OTT terhadap Ketua MK bak tsunami yang mengguncang negara dan semakin membuat buram wajah penegakan hukum di Indonesia.
Untuk mengisi kekosongan jabatan Ketua MK pasca-OTT Akil Mochtar, dilakukan pemilihan Ketua MK dalam Rapat Permusyawaratan Hakim (RPH) yang diselenggarakan pada Selasa, 1 Oktober 2013, dan Hamdan Zoelva terpilih sebagai Ketua MK yang baru.
Mengingat sebelumnya Hamdan Zoelva menjabat sebagai Wakil Ketua MK, maka dalam RPH pada hari itu juga dilakukan pemilihan Wakil Ketua MK. Arief Hidayat terpilih sebagai Wakil Ketua MK. Pimpinan baru MK ini mengucapkan sumpah pada Rabu, 6 November 2013.
Pada 12 November 2013, MK dan Komisi Yudisial bersepakat akan membentuk Tim Pembuat Peraturan untuk membentuk Majelis Kehormatan Hakim Mahkamah Konstitusi (MKHMK) yang bersifat permanen sebagaimana ditentukan dalam Perppu No. 1 Tahun 2013.
Sehubungan dengan terbitnya Putusan MK maka pembentukan MKHMK yang bersifat permanen tidak jadi dilakukan.
Pascaterbitnya Putusan MK No. 1-2/PUU-XII/2014 yang membatalkan UU No.4 Tahun 2014 tersebut, pada 19 Maret 2014 MK mengumumkan mulai bekerjanya Dewan Etik, yang pembentukannya disepakati dalam RPH tanggal 6 Oktober 2013, dan ditetapkan dengan Keputusan Ketua MK No. 4 Tahun 2014 tanggal 8 Maret 2014.
Dewan Etik yang bekerja berdasarkan Peraturan MK No. 2 Tahun 2014 tersebut bertugas sebagai penjaga dan pengawas Hakim Konstitusi.

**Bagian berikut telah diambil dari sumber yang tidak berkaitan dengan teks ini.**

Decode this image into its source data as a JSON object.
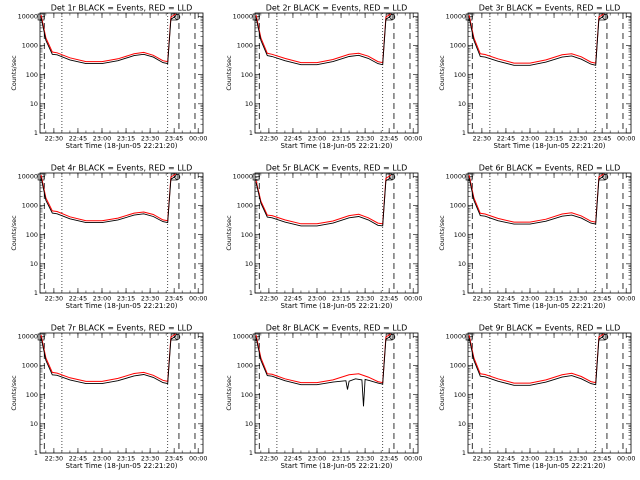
{
  "colors": {
    "events": "#000000",
    "lld": "#ff0000",
    "background": "#ffffff"
  },
  "common": {
    "ylabel": "Counts/sec",
    "xlabel": "Start Time (18-Jun-05 22:21:20)",
    "y_ticks": [
      "1",
      "10",
      "100",
      "1000",
      "10000"
    ],
    "x_ticks": [
      "22:30",
      "22:45",
      "23:00",
      "23:15",
      "23:30",
      "23:45",
      "00:00"
    ]
  },
  "chart_data": [
    {
      "title": "Det 1r BLACK = Events, RED = LLD",
      "type": "line",
      "ylim": [
        1,
        13000
      ],
      "yscale": "log",
      "x_range": [
        "22:21:20",
        "00:03:00"
      ],
      "series": [
        {
          "name": "Events",
          "color": "#000000",
          "x": [
            "22:22",
            "22:25",
            "22:29",
            "22:32",
            "22:40",
            "22:50",
            "23:00",
            "23:10",
            "23:20",
            "23:26",
            "23:32",
            "23:38",
            "23:41",
            "23:43",
            "23:46"
          ],
          "y": [
            9000,
            1500,
            500,
            480,
            320,
            240,
            240,
            300,
            450,
            500,
            400,
            260,
            240,
            8000,
            10000
          ]
        },
        {
          "name": "LLD",
          "color": "#ff0000",
          "x": [
            "22:22",
            "22:25",
            "22:29",
            "22:32",
            "22:40",
            "22:50",
            "23:00",
            "23:10",
            "23:20",
            "23:26",
            "23:32",
            "23:38",
            "23:41",
            "23:43",
            "23:46"
          ],
          "y": [
            11000,
            1800,
            600,
            560,
            380,
            280,
            280,
            350,
            520,
            580,
            460,
            300,
            280,
            9500,
            12000
          ]
        }
      ]
    },
    {
      "title": "Det 2r BLACK = Events, RED = LLD",
      "type": "line",
      "ylim": [
        1,
        13000
      ],
      "yscale": "log",
      "x_range": [
        "22:21:20",
        "00:03:00"
      ],
      "series": [
        {
          "name": "Events",
          "color": "#000000",
          "x": [
            "22:22",
            "22:25",
            "22:29",
            "22:32",
            "22:40",
            "22:50",
            "23:00",
            "23:10",
            "23:20",
            "23:26",
            "23:32",
            "23:38",
            "23:41",
            "23:43",
            "23:46"
          ],
          "y": [
            9000,
            1500,
            450,
            420,
            300,
            220,
            220,
            280,
            420,
            460,
            360,
            240,
            220,
            8000,
            10000
          ]
        },
        {
          "name": "LLD",
          "color": "#ff0000",
          "x": [
            "22:22",
            "22:25",
            "22:29",
            "22:32",
            "22:40",
            "22:50",
            "23:00",
            "23:10",
            "23:20",
            "23:26",
            "23:32",
            "23:38",
            "23:41",
            "23:43",
            "23:46"
          ],
          "y": [
            11000,
            1800,
            540,
            500,
            360,
            260,
            260,
            330,
            500,
            540,
            430,
            280,
            260,
            9500,
            12000
          ]
        }
      ]
    },
    {
      "title": "Det 3r BLACK = Events, RED = LLD",
      "type": "line",
      "ylim": [
        1,
        13000
      ],
      "yscale": "log",
      "x_range": [
        "22:21:20",
        "00:03:00"
      ],
      "series": [
        {
          "name": "Events",
          "color": "#000000",
          "x": [
            "22:22",
            "22:25",
            "22:29",
            "22:32",
            "22:40",
            "22:50",
            "23:00",
            "23:10",
            "23:20",
            "23:26",
            "23:32",
            "23:38",
            "23:41",
            "23:43",
            "23:46"
          ],
          "y": [
            9000,
            1500,
            420,
            400,
            290,
            210,
            210,
            270,
            400,
            440,
            340,
            230,
            210,
            8000,
            10000
          ]
        },
        {
          "name": "LLD",
          "color": "#ff0000",
          "x": [
            "22:22",
            "22:25",
            "22:29",
            "22:32",
            "22:40",
            "22:50",
            "23:00",
            "23:10",
            "23:20",
            "23:26",
            "23:32",
            "23:38",
            "23:41",
            "23:43",
            "23:46"
          ],
          "y": [
            11000,
            1800,
            520,
            490,
            350,
            250,
            250,
            320,
            480,
            520,
            410,
            270,
            250,
            9500,
            12000
          ]
        }
      ]
    },
    {
      "title": "Det 4r BLACK = Events, RED = LLD",
      "type": "line",
      "ylim": [
        1,
        13000
      ],
      "yscale": "log",
      "x_range": [
        "22:21:20",
        "00:03:00"
      ],
      "series": [
        {
          "name": "Events",
          "color": "#000000",
          "x": [
            "22:22",
            "22:25",
            "22:29",
            "22:32",
            "22:40",
            "22:50",
            "23:00",
            "23:10",
            "23:20",
            "23:26",
            "23:32",
            "23:38",
            "23:41",
            "23:43",
            "23:46"
          ],
          "y": [
            9000,
            1500,
            550,
            520,
            350,
            260,
            260,
            320,
            470,
            520,
            420,
            280,
            260,
            8000,
            10000
          ]
        },
        {
          "name": "LLD",
          "color": "#ff0000",
          "x": [
            "22:22",
            "22:25",
            "22:29",
            "22:32",
            "22:40",
            "22:50",
            "23:00",
            "23:10",
            "23:20",
            "23:26",
            "23:32",
            "23:38",
            "23:41",
            "23:43",
            "23:46"
          ],
          "y": [
            11000,
            1800,
            650,
            620,
            410,
            300,
            300,
            370,
            550,
            600,
            490,
            320,
            300,
            9500,
            12000
          ]
        }
      ]
    },
    {
      "title": "Det 5r BLACK = Events, RED = LLD",
      "type": "line",
      "ylim": [
        1,
        13000
      ],
      "yscale": "log",
      "x_range": [
        "22:21:20",
        "00:03:00"
      ],
      "series": [
        {
          "name": "Events",
          "color": "#000000",
          "x": [
            "22:22",
            "22:25",
            "22:29",
            "22:32",
            "22:40",
            "22:50",
            "23:00",
            "23:10",
            "23:20",
            "23:26",
            "23:32",
            "23:38",
            "23:41",
            "23:43",
            "23:46"
          ],
          "y": [
            6000,
            1200,
            400,
            380,
            270,
            200,
            200,
            250,
            380,
            420,
            320,
            210,
            200,
            7000,
            9000
          ]
        },
        {
          "name": "LLD",
          "color": "#ff0000",
          "x": [
            "22:22",
            "22:25",
            "22:29",
            "22:32",
            "22:40",
            "22:50",
            "23:00",
            "23:10",
            "23:20",
            "23:26",
            "23:32",
            "23:38",
            "23:41",
            "23:43",
            "23:46"
          ],
          "y": [
            7000,
            1400,
            470,
            450,
            320,
            235,
            235,
            295,
            450,
            500,
            380,
            250,
            235,
            8500,
            11000
          ]
        }
      ]
    },
    {
      "title": "Det 6r BLACK = Events, RED = LLD",
      "type": "line",
      "ylim": [
        1,
        13000
      ],
      "yscale": "log",
      "x_range": [
        "22:21:20",
        "00:03:00"
      ],
      "series": [
        {
          "name": "Events",
          "color": "#000000",
          "x": [
            "22:22",
            "22:25",
            "22:29",
            "22:32",
            "22:40",
            "22:50",
            "23:00",
            "23:10",
            "23:20",
            "23:26",
            "23:32",
            "23:38",
            "23:41",
            "23:43",
            "23:46"
          ],
          "y": [
            9000,
            1500,
            450,
            430,
            300,
            230,
            230,
            290,
            430,
            470,
            370,
            250,
            230,
            8000,
            10000
          ]
        },
        {
          "name": "LLD",
          "color": "#ff0000",
          "x": [
            "22:22",
            "22:25",
            "22:29",
            "22:32",
            "22:40",
            "22:50",
            "23:00",
            "23:10",
            "23:20",
            "23:26",
            "23:32",
            "23:38",
            "23:41",
            "23:43",
            "23:46"
          ],
          "y": [
            11000,
            1800,
            540,
            510,
            360,
            270,
            270,
            340,
            510,
            560,
            440,
            290,
            270,
            9500,
            12000
          ]
        }
      ]
    },
    {
      "title": "Det 7r BLACK = Events, RED = LLD",
      "type": "line",
      "ylim": [
        1,
        13000
      ],
      "yscale": "log",
      "x_range": [
        "22:21:20",
        "00:03:00"
      ],
      "series": [
        {
          "name": "Events",
          "color": "#000000",
          "x": [
            "22:22",
            "22:25",
            "22:29",
            "22:32",
            "22:40",
            "22:50",
            "23:00",
            "23:10",
            "23:20",
            "23:26",
            "23:32",
            "23:38",
            "23:41",
            "23:43",
            "23:46"
          ],
          "y": [
            9000,
            1500,
            480,
            460,
            320,
            240,
            240,
            300,
            440,
            490,
            390,
            260,
            240,
            8000,
            10000
          ]
        },
        {
          "name": "LLD",
          "color": "#ff0000",
          "x": [
            "22:22",
            "22:25",
            "22:29",
            "22:32",
            "22:40",
            "22:50",
            "23:00",
            "23:10",
            "23:20",
            "23:26",
            "23:32",
            "23:38",
            "23:41",
            "23:43",
            "23:46"
          ],
          "y": [
            11000,
            1800,
            580,
            550,
            380,
            285,
            285,
            360,
            530,
            580,
            460,
            310,
            285,
            9500,
            12000
          ]
        }
      ]
    },
    {
      "title": "Det 8r BLACK = Events, RED = LLD",
      "type": "line",
      "ylim": [
        1,
        13000
      ],
      "yscale": "log",
      "x_range": [
        "22:21:20",
        "00:03:00"
      ],
      "series": [
        {
          "name": "Events",
          "color": "#000000",
          "x": [
            "22:22",
            "22:25",
            "22:29",
            "22:32",
            "22:40",
            "22:50",
            "23:00",
            "23:10",
            "23:18",
            "23:19",
            "23:20",
            "23:24",
            "23:28",
            "23:29",
            "23:30",
            "23:33",
            "23:38",
            "23:41",
            "23:43",
            "23:46"
          ],
          "y": [
            9000,
            1500,
            450,
            430,
            300,
            220,
            220,
            270,
            300,
            150,
            290,
            350,
            320,
            40,
            330,
            300,
            250,
            230,
            8000,
            10000
          ]
        },
        {
          "name": "LLD",
          "color": "#ff0000",
          "x": [
            "22:22",
            "22:25",
            "22:29",
            "22:32",
            "22:40",
            "22:50",
            "23:00",
            "23:10",
            "23:20",
            "23:26",
            "23:32",
            "23:38",
            "23:41",
            "23:43",
            "23:46"
          ],
          "y": [
            11000,
            1800,
            520,
            500,
            350,
            260,
            260,
            320,
            480,
            520,
            400,
            280,
            260,
            9500,
            12000
          ]
        }
      ]
    },
    {
      "title": "Det 9r BLACK = Events, RED = LLD",
      "type": "line",
      "ylim": [
        1,
        13000
      ],
      "yscale": "log",
      "x_range": [
        "22:21:20",
        "00:03:00"
      ],
      "series": [
        {
          "name": "Events",
          "color": "#000000",
          "x": [
            "22:22",
            "22:25",
            "22:29",
            "22:32",
            "22:40",
            "22:50",
            "23:00",
            "23:10",
            "23:20",
            "23:26",
            "23:32",
            "23:38",
            "23:41",
            "23:43",
            "23:46"
          ],
          "y": [
            9000,
            1500,
            430,
            410,
            290,
            210,
            210,
            270,
            400,
            450,
            350,
            240,
            220,
            8000,
            10000
          ]
        },
        {
          "name": "LLD",
          "color": "#ff0000",
          "x": [
            "22:22",
            "22:25",
            "22:29",
            "22:32",
            "22:40",
            "22:50",
            "23:00",
            "23:10",
            "23:20",
            "23:26",
            "23:32",
            "23:38",
            "23:41",
            "23:43",
            "23:46"
          ],
          "y": [
            11000,
            1800,
            520,
            490,
            350,
            250,
            250,
            320,
            480,
            540,
            420,
            280,
            260,
            9500,
            12000
          ]
        }
      ]
    }
  ]
}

Sementara itu terbitnya Perppu No. 1 Tahun 2013 telah menuai pro dan kontra. Kalangan yang pro menyatakan bahwa Perppu tersebut merupakan upaya Presiden atau pemerintah untuk memulihkan MK yang terpuruk pasca-OTT Akil Mochtar.

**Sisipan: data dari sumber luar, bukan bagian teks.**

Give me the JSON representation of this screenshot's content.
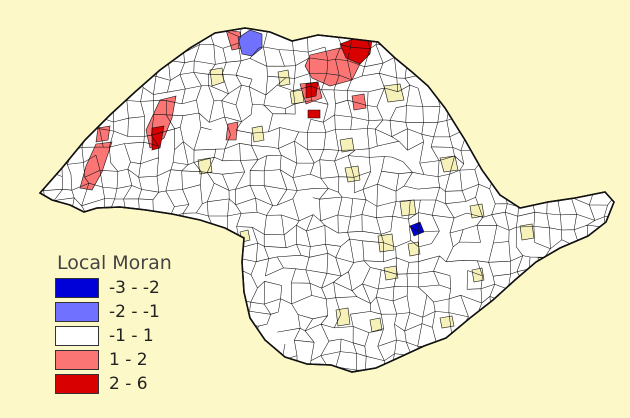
{
  "legend": {
    "title": "Local Moran",
    "items": [
      {
        "label": "-3 - -2",
        "color": "#0000D8"
      },
      {
        "label": "-2 - -1",
        "color": "#7171FF"
      },
      {
        "label": "-1 - 1",
        "color": "#FFFFFF"
      },
      {
        "label": "1 - 2",
        "color": "#FA7574"
      },
      {
        "label": "2 - 6",
        "color": "#D80000"
      }
    ]
  },
  "colors": {
    "background": "#FDF8C8",
    "boundary": "#111111",
    "insignificant_fill": "#F5F1B8"
  }
}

Sementara kalangan yang kontra menyatakan bahwa setelah terbitnya Putusan MK tersebut maka dalam melakukan rekrutmen Hakim Konstitusi (baik persyaratan maupun prosedur rekrutmennya) kembali menggunakan aturan yang terdapat dalam UUD NRI Tahun 1945 (Pasal 24C ayat (3), (5) dan (6)), UUKK (Pasal 33-Pasal 35), dan UUMK (Pasal 15 dan Pasal 18-Pasal 20).

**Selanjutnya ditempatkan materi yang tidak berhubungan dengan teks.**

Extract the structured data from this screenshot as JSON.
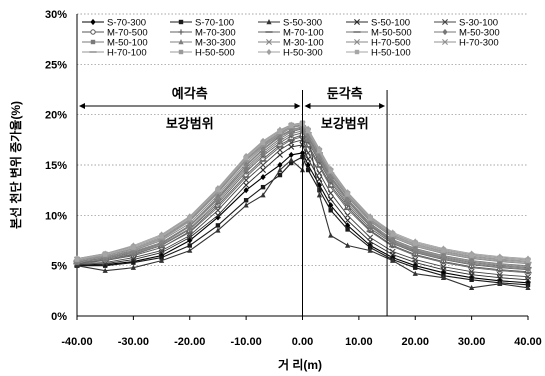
{
  "chart_data": {
    "type": "line",
    "title": "",
    "xlabel": "거 리(m)",
    "ylabel": "본선 천단 변위 증가율(%)",
    "xlim": [
      -40,
      40
    ],
    "ylim": [
      0,
      30
    ],
    "x_ticks": [
      "-40.00",
      "-30.00",
      "-20.00",
      "-10.00",
      "0.00",
      "10.00",
      "20.00",
      "30.00",
      "40.00"
    ],
    "y_ticks": [
      "0%",
      "5%",
      "10%",
      "15%",
      "20%",
      "25%",
      "30%"
    ],
    "grid": true,
    "legend_position": "top",
    "annotations": {
      "left_region_top": "예각측",
      "left_region_bottom": "보강범위",
      "right_region_top": "둔각측",
      "right_region_bottom": "보강범위",
      "left_arrow_range": [
        -40,
        0
      ],
      "right_arrow_range": [
        0,
        15
      ]
    },
    "x": [
      -40,
      -35,
      -30,
      -25,
      -20,
      -15,
      -10,
      -7,
      -4,
      -2,
      0,
      1,
      3,
      5,
      8,
      12,
      16,
      20,
      25,
      30,
      35,
      40
    ],
    "series": [
      {
        "name": "S-70-300",
        "marker": "diamond",
        "values": [
          5.0,
          5.1,
          5.4,
          6.0,
          7.5,
          9.8,
          12.5,
          13.8,
          15.0,
          16.0,
          16.2,
          15.0,
          13.0,
          11.0,
          9.0,
          7.0,
          5.8,
          5.0,
          4.3,
          3.8,
          3.5,
          3.3
        ]
      },
      {
        "name": "S-70-100",
        "marker": "square",
        "values": [
          5.0,
          5.0,
          5.3,
          5.8,
          7.0,
          9.0,
          11.5,
          12.8,
          14.0,
          15.2,
          15.8,
          14.5,
          12.5,
          10.5,
          8.6,
          6.8,
          5.6,
          4.8,
          4.0,
          3.6,
          3.3,
          3.1
        ]
      },
      {
        "name": "S-50-300",
        "marker": "triangle",
        "values": [
          5.0,
          4.5,
          4.8,
          5.5,
          6.5,
          8.5,
          11.0,
          12.0,
          14.5,
          15.5,
          14.5,
          18.0,
          12.0,
          8.0,
          7.0,
          6.5,
          5.5,
          4.2,
          3.8,
          2.8,
          3.2,
          2.8
        ]
      },
      {
        "name": "S-50-100",
        "marker": "x",
        "values": [
          5.1,
          5.2,
          5.6,
          6.3,
          7.8,
          10.0,
          13.0,
          14.5,
          16.0,
          16.8,
          17.0,
          15.6,
          13.6,
          11.6,
          9.5,
          7.4,
          6.1,
          5.3,
          4.6,
          4.1,
          3.8,
          3.6
        ]
      },
      {
        "name": "S-30-100",
        "marker": "x",
        "values": [
          5.2,
          5.3,
          5.8,
          6.5,
          8.0,
          10.5,
          13.5,
          15.0,
          16.5,
          17.2,
          17.5,
          16.2,
          14.2,
          12.2,
          10.0,
          7.8,
          6.4,
          5.6,
          4.9,
          4.4,
          4.1,
          3.9
        ]
      },
      {
        "name": "M-70-500",
        "marker": "circle",
        "values": [
          5.3,
          5.5,
          6.0,
          6.8,
          8.4,
          11.0,
          14.0,
          15.6,
          17.0,
          17.6,
          18.0,
          17.0,
          15.0,
          13.0,
          10.8,
          8.5,
          7.0,
          6.1,
          5.4,
          4.9,
          4.6,
          4.4
        ]
      },
      {
        "name": "M-70-300",
        "marker": "plus",
        "values": [
          5.3,
          5.6,
          6.1,
          7.0,
          8.6,
          11.2,
          14.3,
          15.9,
          17.2,
          17.9,
          18.2,
          17.3,
          15.3,
          13.3,
          11.0,
          8.7,
          7.2,
          6.3,
          5.6,
          5.1,
          4.8,
          4.6
        ]
      },
      {
        "name": "M-70-100",
        "marker": "dash",
        "values": [
          5.2,
          5.5,
          6.0,
          6.8,
          8.3,
          10.8,
          13.8,
          15.4,
          16.8,
          17.5,
          17.8,
          16.8,
          14.8,
          12.8,
          10.6,
          8.4,
          6.9,
          6.0,
          5.3,
          4.8,
          4.5,
          4.3
        ]
      },
      {
        "name": "M-50-500",
        "marker": "dash",
        "values": [
          5.4,
          5.7,
          6.3,
          7.2,
          8.9,
          11.6,
          14.7,
          16.3,
          17.6,
          18.3,
          18.6,
          17.7,
          15.7,
          13.7,
          11.4,
          9.0,
          7.4,
          6.5,
          5.8,
          5.3,
          5.0,
          4.8
        ]
      },
      {
        "name": "M-50-300",
        "marker": "diamond",
        "values": [
          5.4,
          5.8,
          6.4,
          7.3,
          9.0,
          11.8,
          15.0,
          16.6,
          17.9,
          18.5,
          18.8,
          17.9,
          15.9,
          13.9,
          11.6,
          9.2,
          7.6,
          6.7,
          6.0,
          5.5,
          5.2,
          5.0
        ]
      },
      {
        "name": "M-50-100",
        "marker": "square",
        "values": [
          5.3,
          5.6,
          6.2,
          7.1,
          8.7,
          11.4,
          14.5,
          16.1,
          17.4,
          18.1,
          18.4,
          17.5,
          15.5,
          13.5,
          11.2,
          8.9,
          7.3,
          6.4,
          5.7,
          5.2,
          4.9,
          4.7
        ]
      },
      {
        "name": "M-30-300",
        "marker": "triangle",
        "values": [
          5.5,
          5.9,
          6.5,
          7.5,
          9.2,
          12.0,
          15.2,
          16.8,
          18.0,
          18.7,
          19.0,
          18.1,
          16.1,
          14.1,
          11.8,
          9.4,
          7.8,
          6.9,
          6.2,
          5.7,
          5.4,
          5.2
        ]
      },
      {
        "name": "M-30-100",
        "marker": "x",
        "values": [
          5.4,
          5.8,
          6.4,
          7.3,
          9.0,
          11.7,
          14.9,
          16.5,
          17.8,
          18.4,
          18.7,
          17.8,
          15.8,
          13.8,
          11.5,
          9.1,
          7.5,
          6.6,
          5.9,
          5.4,
          5.1,
          4.9
        ]
      },
      {
        "name": "H-70-500",
        "marker": "x",
        "values": [
          5.6,
          6.0,
          6.7,
          7.7,
          9.5,
          12.3,
          15.5,
          17.0,
          18.2,
          18.8,
          19.0,
          18.3,
          16.3,
          14.3,
          12.0,
          9.6,
          8.0,
          7.1,
          6.4,
          5.9,
          5.6,
          5.4
        ]
      },
      {
        "name": "H-70-300",
        "marker": "x",
        "values": [
          5.6,
          6.1,
          6.8,
          7.8,
          9.6,
          12.4,
          15.6,
          17.1,
          18.3,
          18.9,
          19.1,
          18.4,
          16.4,
          14.4,
          12.1,
          9.7,
          8.1,
          7.2,
          6.5,
          6.0,
          5.7,
          5.5
        ]
      },
      {
        "name": "H-70-100",
        "marker": "dash",
        "values": [
          5.5,
          6.0,
          6.6,
          7.6,
          9.4,
          12.2,
          15.4,
          16.9,
          18.1,
          18.7,
          18.9,
          18.2,
          16.2,
          14.2,
          11.9,
          9.5,
          7.9,
          7.0,
          6.3,
          5.8,
          5.5,
          5.3
        ]
      },
      {
        "name": "H-50-500",
        "marker": "square",
        "values": [
          5.7,
          6.2,
          6.9,
          8.0,
          9.8,
          12.6,
          15.8,
          17.3,
          18.4,
          19.0,
          19.2,
          18.5,
          16.5,
          14.5,
          12.2,
          9.8,
          8.2,
          7.3,
          6.6,
          6.1,
          5.8,
          5.6
        ]
      },
      {
        "name": "H-50-300",
        "marker": "diamond",
        "values": [
          5.7,
          6.2,
          7.0,
          8.1,
          9.9,
          12.7,
          15.9,
          17.4,
          18.5,
          19.0,
          19.2,
          18.6,
          16.6,
          14.6,
          12.3,
          9.9,
          8.3,
          7.4,
          6.7,
          6.2,
          5.9,
          5.7
        ]
      },
      {
        "name": "H-50-100",
        "marker": "square",
        "values": [
          5.6,
          6.1,
          6.8,
          7.9,
          9.7,
          12.5,
          15.7,
          17.2,
          18.3,
          18.9,
          19.1,
          18.4,
          16.4,
          14.4,
          12.1,
          9.7,
          8.1,
          7.2,
          6.5,
          6.0,
          5.7,
          5.5
        ]
      }
    ]
  }
}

Mengenai pengawasan terhadap Hakim Konstitusi untuk selanjutnya menggunakan ketentuan yang terdapat dalam UUMK (Pasal 27A) dan Peraturan MK No. 2 Tahun 2014.
Sesuai dengan Keputusan Ketua MK No. 3 Tahun 2014, Dewan Etik Periode 2013-2016 ini terdiri dari Abdul Mukhtie Fajar (unsur mantan Hakim Konstitusi), Muchammad Zaidun (unsur akademisi), dan Hatta Mustafa (unsur Tokoh Masyarakat).
Citra buruk MK kembali tercoreng ketika Hakim konstitusi Guntur Hamzah dianggap melanggar etik.
Majelis Kehormatan Mahkamah Konstitusi menjatukan sanksi teguran tertulis, karena Guntur terbukti mencoret frasa ”Dengan demikian” dan mengubahnya menjadi ”Ke depan” sehingga mengakibatkan putusan tersebut mengalami perubahan makna.
Namun, putusan itu dinilai publik jauh dari harapan. Bagaimana pun, Hakim Guntur terbukti melakukan pelanggaran terhadap Kode Etik dan Perilaku Hakim Konstitusi sebagaimana tertuang dalam Sapla Kasa Hutema, dalam hal ini bagian dari penerapan prinsip Integritas.